The authors also release TinyComma 1.8B, a compact safe model trained on 169.5 B tokens of openly licensed data and using the Llama 3.1 tokenizer, enabling direct token‑level fusion with many popular LLMs. To handle cases where tokenizers differ, they introduce Anchored Byte Decoding, a byte‑level analogue that operates on next‑byte distributions via the ByteSampler framework, thereby bypassing tokenizer incompatibility.

Empirical evaluation spans six risky‑safe model pairs (e.g., TinyComma + Llama 3.1 70B, TinyComma + Gemma 2B). The authors assess copyright risk using six copying metrics (n‑gram overlap, longest common subsequence, etc.) and utility via fluency and factuality scores. Results show that Anchored Decoding reduces the measurable copying gap by up to 75 % on average relative to the risky baseline, while preserving near‑original fluency—often within a few points of the risky model’s scores.

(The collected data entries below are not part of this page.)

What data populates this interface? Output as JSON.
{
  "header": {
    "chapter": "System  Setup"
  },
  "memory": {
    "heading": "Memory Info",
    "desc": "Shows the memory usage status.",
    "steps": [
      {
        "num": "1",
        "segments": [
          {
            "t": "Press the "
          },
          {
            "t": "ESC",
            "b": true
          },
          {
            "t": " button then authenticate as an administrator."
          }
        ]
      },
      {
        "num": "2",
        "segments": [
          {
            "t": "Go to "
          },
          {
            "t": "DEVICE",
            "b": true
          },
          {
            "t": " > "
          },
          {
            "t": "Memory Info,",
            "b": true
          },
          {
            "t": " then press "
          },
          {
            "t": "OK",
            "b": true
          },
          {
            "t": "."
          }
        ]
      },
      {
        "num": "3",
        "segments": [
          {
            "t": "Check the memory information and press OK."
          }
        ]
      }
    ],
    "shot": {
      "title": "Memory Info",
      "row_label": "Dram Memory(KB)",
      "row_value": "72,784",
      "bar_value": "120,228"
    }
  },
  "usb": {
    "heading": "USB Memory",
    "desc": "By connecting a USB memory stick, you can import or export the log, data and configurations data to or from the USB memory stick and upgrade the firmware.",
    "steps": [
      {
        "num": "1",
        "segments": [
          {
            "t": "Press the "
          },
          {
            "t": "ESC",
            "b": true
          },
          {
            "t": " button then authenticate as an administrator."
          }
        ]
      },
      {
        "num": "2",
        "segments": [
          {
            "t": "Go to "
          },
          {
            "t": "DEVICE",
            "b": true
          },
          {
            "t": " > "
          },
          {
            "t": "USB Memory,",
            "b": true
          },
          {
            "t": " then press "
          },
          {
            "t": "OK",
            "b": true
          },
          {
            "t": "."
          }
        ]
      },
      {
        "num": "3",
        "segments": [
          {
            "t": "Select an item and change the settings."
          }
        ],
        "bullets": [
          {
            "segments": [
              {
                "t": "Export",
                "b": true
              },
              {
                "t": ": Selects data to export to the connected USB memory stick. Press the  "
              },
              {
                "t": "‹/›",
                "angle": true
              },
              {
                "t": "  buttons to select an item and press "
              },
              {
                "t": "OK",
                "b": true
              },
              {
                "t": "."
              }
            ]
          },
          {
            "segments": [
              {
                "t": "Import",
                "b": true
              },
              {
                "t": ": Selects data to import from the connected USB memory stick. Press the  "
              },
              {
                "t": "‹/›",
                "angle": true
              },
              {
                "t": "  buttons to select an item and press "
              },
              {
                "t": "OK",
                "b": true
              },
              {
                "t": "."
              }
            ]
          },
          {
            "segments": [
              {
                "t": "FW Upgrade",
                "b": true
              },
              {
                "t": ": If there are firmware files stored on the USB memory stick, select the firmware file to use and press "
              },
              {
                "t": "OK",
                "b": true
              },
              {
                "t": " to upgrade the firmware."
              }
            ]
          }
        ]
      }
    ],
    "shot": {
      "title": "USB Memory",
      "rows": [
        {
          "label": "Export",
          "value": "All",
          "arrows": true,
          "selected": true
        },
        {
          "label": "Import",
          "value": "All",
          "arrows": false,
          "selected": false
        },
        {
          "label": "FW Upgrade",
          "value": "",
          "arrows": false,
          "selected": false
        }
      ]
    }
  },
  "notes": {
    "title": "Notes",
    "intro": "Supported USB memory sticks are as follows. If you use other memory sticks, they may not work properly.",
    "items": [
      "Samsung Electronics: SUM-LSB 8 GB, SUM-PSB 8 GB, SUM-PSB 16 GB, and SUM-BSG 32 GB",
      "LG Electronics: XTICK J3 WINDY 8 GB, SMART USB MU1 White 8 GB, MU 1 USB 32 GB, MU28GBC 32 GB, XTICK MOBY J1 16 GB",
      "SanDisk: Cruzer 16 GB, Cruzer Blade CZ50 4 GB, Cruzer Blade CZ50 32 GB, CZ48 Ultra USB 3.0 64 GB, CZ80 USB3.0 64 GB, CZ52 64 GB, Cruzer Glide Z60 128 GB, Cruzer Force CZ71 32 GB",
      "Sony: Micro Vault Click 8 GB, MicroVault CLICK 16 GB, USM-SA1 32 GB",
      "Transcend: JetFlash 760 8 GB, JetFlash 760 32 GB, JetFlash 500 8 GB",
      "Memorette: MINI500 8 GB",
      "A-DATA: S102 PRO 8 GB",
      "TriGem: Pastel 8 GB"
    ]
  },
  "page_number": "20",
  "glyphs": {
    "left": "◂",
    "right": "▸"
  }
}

Inference overhead is modest; pairing a large risky model with the much smaller safe model incurs roughly 1.1× the runtime of the risky model alone.

Theoretical contributions include a proof (Theorem 3.1) that per‑step KL constraints compose to satisfy the global K‑NAF guarantee, and a demonstration (Proposition 3.3) that the weighted geometric mean is the optimal solution to the constrained optimization. The paper also shows that the framework extends to other divergences (e.g., ∞‑Rényi) and can be applied beyond text—any generative process where a trusted reference distribution is available.

In summary, Anchored Decoding offers a plug‑and‑play, training‑free solution that gives developers fine‑grained, provable control over copyright leakage while retaining most of the performance benefits of high‑capacity LLMs. By providing both token‑level and byte‑level fusion mechanisms and releasing a lightweight safe model, the work paves the way for broader, legally compliant deployment of powerful generative AI systems.